Depending on the App workload, decide what the specs are going to be, minimal load, a 1GB RAM and standard Quad core should be more than sufficient.

Regarding life expectancy, I echo Corday's thoughts, there is no magic number there, it can work for 5 days or 5 years, some factors that contribute would be usage, maintenance etc..


----------



## SunWers (Sep 9, 2017)

tristar said:


> Lynn, what is the rationale behind going with older tablets ?
> 
> If it's about compatibility, you should be able to run the apps on the latest tabs as well.
> 
> ...



Hi Tristar,


Price and hardware is what we are looking for. We have decided to go with 8 inch tablets running Android version 7 or 8 (preferably 8) and trying to stay under $100. Since we are purchasing around 800... thinking we may be able to get a discount on the price as well. 

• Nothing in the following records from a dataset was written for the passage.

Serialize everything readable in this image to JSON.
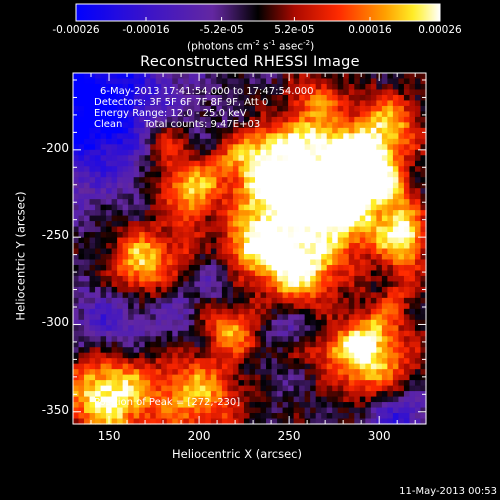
{
  "chart_data": {
    "type": "heatmap",
    "title": "Reconstructed RHESSI Image",
    "xlabel": "Heliocentric X (arcsec)",
    "ylabel": "Heliocentric Y (arcsec)",
    "xlim": [
      130,
      326
    ],
    "ylim": [
      -357,
      -156
    ],
    "x_ticks": [
      150,
      200,
      250,
      300
    ],
    "y_ticks": [
      -200,
      -250,
      -300,
      -350
    ],
    "colorbar": {
      "range": [
        -0.00026,
        0.00026
      ],
      "tick_labels": [
        "-0.00026",
        "-0.00016",
        "-5.2e-05",
        "5.2e-05",
        "0.00016",
        "0.00026"
      ],
      "tick_values": [
        -0.00026,
        -0.00016,
        -5.2e-05,
        5.2e-05,
        0.00016,
        0.00026
      ],
      "units_label": "(photons cm",
      "units_exp1": "-2",
      "units_mid": " s",
      "units_exp2": "-1",
      "units_mid2": " asec",
      "units_exp3": "-2",
      "units_end": ")"
    },
    "peak": {
      "x": 272,
      "y": -230
    },
    "grid": false
  },
  "annotations": {
    "time_range": "6-May-2013 17:41:54.000 to 17:47:54.000",
    "detectors": "Detectors: 3F 5F 6F 7F 8F 9F, Att 0",
    "energy": "Energy Range: 12.0 - 25.0 keV",
    "method": "Clean",
    "counts": "Total counts: 9.47E+03",
    "peak_text": "Position of Peak = [272,-230]"
  },
  "footer_date": "11-May-2013 00:53",
  "colors": {
    "background": "#000000",
    "text": "#ffffff",
    "colormap": "blue-purple-black-red-yellow-white"
  }
}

Does anyone have any suggestions where we could purchase these tablets? We are looking into CDW right now but I would like to get a few other options too.


Thanks,
Lynn


----------



## Corday (Mar 3, 2010)

With an order that large, I would try negotiating with a manufacturer rather than a distributor.


----------



## SunWers (Sep 9, 2017)

Corday said:


> With an order that large, I would try negotiating with a manufacturer rather than a distributor.



Ok that was what I was thinking. I'm checking Dell and Acer now.


Thanks Again,
Lynn


----------



## tristar (Aug 12, 2008)

Try Samsung, Asus & Lenovo as well, use the deal from 1 manufacturer to deal with the others.

First get the specs decided, based on the App's requirement (current and possible future requirements if it needs to scale up), once you have the hardware specs of your minimum requirement then get what the manufacturers have to offer, then match them to your specific hardware specs.

You should get a good deal, I'd start off saying my upper slab is $75 and then based on what is provided to offer, I'd up the cost.


----------



## [email protected] (Nov 16, 2004)

Nearly all manufacturers can give you a MTBF (Mean Time Between Failure) for a product. There are industry standards for rigorous testing to get a rating for a product and for an order that large, you can demand it of any product you're looking at. You are in the drivers seat and the manufacturers will be begging for your business. Make sure every manufacturer you contact is aware you are checking with others.

I would start at AliExpress and or Chinavasion (misspelling is normal) for a general idea of product's features and costs.

BTW, Androids are up to ver 9 now.


----------